Однажды ночью его вызвали. Он понимал, что для зачтения приговора и отправки.
— Прощайте, ребята, мучиться поехал — были последние его слова. Таков был Алексей Яковлевич Иванов. Он был нормальным человеком, сохранявшим свою нормальность в любых обстоятельствах. В нашем веке это редко кому удавалось.
Полной противоположностью ему, а тем более управдому, был доцент Василенко — мягкий, интеллигентный, тонкий, добрый, деликатный, беззащитный человек. Следователи быстро нащупали эту его слабость и на ней играли.
— Ты кто такой? — спрашивали они его. От одного этого «ты» он терялся.
— Я доцент… — начинал он лепетать очевидное, но его грубо обрывали:
— Ты говно, а не доцент! — и хохотали.
Он совсем терялся. И подписывал все, что ему совали. В конце концов он понаподписывал на себя черт-те что. Спас его от этого (от чего, не знаю, но от более страшного, чем случилось) тот же Алексей Яковлевич Иванов:
— Что ж это вы! Умный, образованный человек, а что делаете? Немедленно пишите заявление следователю и откажитесь от всех этих показаний. Скажите, что были не в себе. Ну посадят вас в карцер (за отказ от показаний сажали в карцер. — Н. К.), надо вынести. А то ведь всю жизнь погубите.

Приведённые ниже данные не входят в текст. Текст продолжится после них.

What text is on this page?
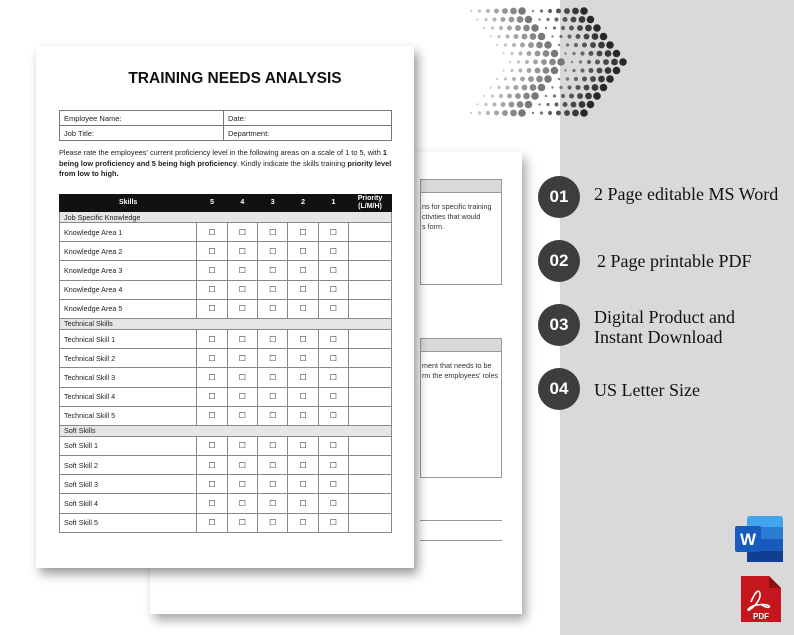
ns for specific training
ctivities that would
s form.
ment that needs to be
rm the employees' roles
TRAINING NEEDS ANALYSIS
Employee Name:	Date:
Job Title:	Department:
Please rate the employees' current proficiency level in the following areas on a scale of 1 to 5, with 1 being low proficiency and 5 being high proficiency. Kindly indicate the skills training priority level from low to high.
Skills	5	4	3	2	1	Priority (L/M/H)
Job Specific Knowledge						
Knowledge Area 1	☐	☐	☐	☐	☐	
Knowledge Area 2	☐	☐	☐	☐	☐	
Knowledge Area 3	☐	☐	☐	☐	☐	
Knowledge Area 4	☐	☐	☐	☐	☐	
Knowledge Area 5	☐	☐	☐	☐	☐	
Technical Skills						
Technical Skill 1	☐	☐	☐	☐	☐	
Technical Skill 2	☐	☐	☐	☐	☐	
Technical Skill 3	☐	☐	☐	☐	☐	
Technical Skill 4	☐	☐	☐	☐	☐	
Technical Skill 5	☐	☐	☐	☐	☐	
Soft Skills						
Soft Skill 1	☐	☐	☐	☐	☐	
Soft Skill 2	☐	☐	☐	☐	☐	
Soft Skill 3	☐	☐	☐	☐	☐	
Soft Skill 4	☐	☐	☐	☐	☐	
Soft Skill 5	☐	☐	☐	☐	☐	
01	2 Page editable MS Word
02	2 Page printable PDF
03	Digital Product and
Instant Download
04	US Letter Size
W
PDF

Это внушалось ему не раз, не два, и Василенко в конце концов решился. Он вернулся с допроса, уже зная, что его скоро заберут в карцер. Сокамерники старались его подбодрить и подкормить. Как могли. И его забрали. Мы все очень беспокоились за него. Но, слава Богу, на следующий день он вернулся — следствие сдалось.
Советский карцер — это откровенно и подло задуманное мучительство. Холодные мокрые стены, капает с потолка. С человека, которого туда вводят, снимают пиджак и сажают на стул. Ходить там негде. Горячее дают раз в два дня. Он рассказывал, что, когда ему совсем становилось невмоготу, он начинал молить Бога:
— Боженька милый, дорогой, спаси меня, возьми меня отсюда.
И его взяли. Возможно, кто-то, прочитав, от чего он отказался, понял, что они хватили лишку — не знаю. Но допросы его стали проходить иначе, и обвинять его тоже стали умеренней.
Мне, дураку, конечно, было смешно, что такой образованный и разумный человек может всерьез верить в Бога. И вообще он мне казался слабаком, буржуазным интеллигентом (чего-чего, а буржуазного в нем не было ничего), не понимающим эпохи. На это представление работали и его воспоминания о романтических для меня тогда годах военного коммунизма. Тогда ему пришлось перейти из Императорского университета (МГУ) в университет Шанявского, потому что там топили. «И это все, что он запомнил!» — саркастически думал я.